April 29, 2022
How Not to Invade a Nation: Russia’s Attack on Ukraine Is a Case Study in Bad Strategy
At the outset of the invasion, the odds favored Russia to defeat the Ukrainian armed forces, seize Ukraine’s capital, and establish a pro-Russian government. The Russian military comfortably outnumbered Ukraine’s, and its military technology was more advanced. Russia’s GDP was nearly ten times the size of the Ukrainian economy, and its population about triple that of its neighbor’s. Many analysts expected that, after being largely conquered, Ukrainians would launch a protracted insurgency that might defeat the Russians over time.
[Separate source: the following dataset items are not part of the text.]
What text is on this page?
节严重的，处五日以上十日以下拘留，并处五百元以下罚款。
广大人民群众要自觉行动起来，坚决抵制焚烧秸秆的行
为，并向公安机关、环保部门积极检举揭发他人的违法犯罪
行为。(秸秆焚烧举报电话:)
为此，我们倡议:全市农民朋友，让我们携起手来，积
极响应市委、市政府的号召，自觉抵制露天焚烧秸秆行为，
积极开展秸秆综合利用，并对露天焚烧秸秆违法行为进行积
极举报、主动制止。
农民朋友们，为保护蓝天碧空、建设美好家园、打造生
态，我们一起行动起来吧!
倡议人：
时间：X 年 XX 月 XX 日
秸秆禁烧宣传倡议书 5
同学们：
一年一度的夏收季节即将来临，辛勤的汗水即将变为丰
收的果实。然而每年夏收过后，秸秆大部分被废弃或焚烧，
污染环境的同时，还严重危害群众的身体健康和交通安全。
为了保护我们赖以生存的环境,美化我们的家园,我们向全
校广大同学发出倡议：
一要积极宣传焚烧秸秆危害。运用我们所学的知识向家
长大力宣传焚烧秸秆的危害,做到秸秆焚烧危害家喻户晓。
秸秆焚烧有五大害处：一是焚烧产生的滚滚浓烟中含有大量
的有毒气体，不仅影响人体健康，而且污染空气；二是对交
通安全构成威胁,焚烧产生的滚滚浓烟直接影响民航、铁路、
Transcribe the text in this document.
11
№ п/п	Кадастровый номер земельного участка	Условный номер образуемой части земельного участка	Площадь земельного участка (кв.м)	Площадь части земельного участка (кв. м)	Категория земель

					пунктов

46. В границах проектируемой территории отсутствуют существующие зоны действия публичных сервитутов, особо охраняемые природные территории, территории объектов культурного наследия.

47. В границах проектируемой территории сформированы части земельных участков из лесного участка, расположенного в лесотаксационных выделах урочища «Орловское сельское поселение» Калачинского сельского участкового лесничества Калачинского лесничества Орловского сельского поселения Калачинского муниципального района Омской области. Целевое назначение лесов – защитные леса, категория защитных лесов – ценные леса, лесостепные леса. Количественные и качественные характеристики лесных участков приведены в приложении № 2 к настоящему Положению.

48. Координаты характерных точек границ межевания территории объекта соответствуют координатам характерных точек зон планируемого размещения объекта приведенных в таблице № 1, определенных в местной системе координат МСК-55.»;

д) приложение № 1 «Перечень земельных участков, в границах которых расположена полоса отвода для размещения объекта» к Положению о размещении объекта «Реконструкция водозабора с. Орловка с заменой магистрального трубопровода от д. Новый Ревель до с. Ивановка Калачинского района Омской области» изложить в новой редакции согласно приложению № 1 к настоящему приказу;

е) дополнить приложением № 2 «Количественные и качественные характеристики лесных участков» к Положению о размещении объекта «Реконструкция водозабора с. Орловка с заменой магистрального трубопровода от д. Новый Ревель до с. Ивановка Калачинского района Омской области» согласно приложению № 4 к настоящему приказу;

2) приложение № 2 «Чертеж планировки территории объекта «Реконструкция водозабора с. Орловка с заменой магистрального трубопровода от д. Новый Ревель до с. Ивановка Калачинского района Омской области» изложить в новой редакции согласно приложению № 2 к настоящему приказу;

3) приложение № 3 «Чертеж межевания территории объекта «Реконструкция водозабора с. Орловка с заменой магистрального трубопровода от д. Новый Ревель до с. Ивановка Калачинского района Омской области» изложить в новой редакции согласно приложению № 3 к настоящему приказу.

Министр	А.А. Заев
But few believed Ukraine could stop the invasion in a conventional war.
And yet Ukraine has held on. Russia’s assault on Kyiv stalled within a month and failed entirely shortly thereafter. Moscow did not topple the Ukrainian government, and its invasion was halted not just around Kyiv but also along the southwestern coast. Russia has withdrawn its battered forces from around the capital and from large swaths of northeastern Ukraine, covering its defeat with claims that it was simply refocusing its efforts to the Donbas. Russian troops have made more progress in this region but only slowly and at the cost of many casualties. The Russian invasion grinds on, but Kyiv and other swaths of Ukraine will be free when it finally ends.
Russia’s invasion has come up short for many reasons. Ukrainian heroism and remarkably intelligent and adaptive fighting techniques are major ones. Russia’s failure to prepare for serious Ukrainian resistance and, therefore, to develop supply systems that could support a prolonged assault on northern Ukraine is another. But none of these factors—alone or together—explain Russia’s stunning failure to achieve its initial objectives. Instead, analysts must consider a problem for Russia that is far more fundamental: its invasion plan itself was shockingly bad.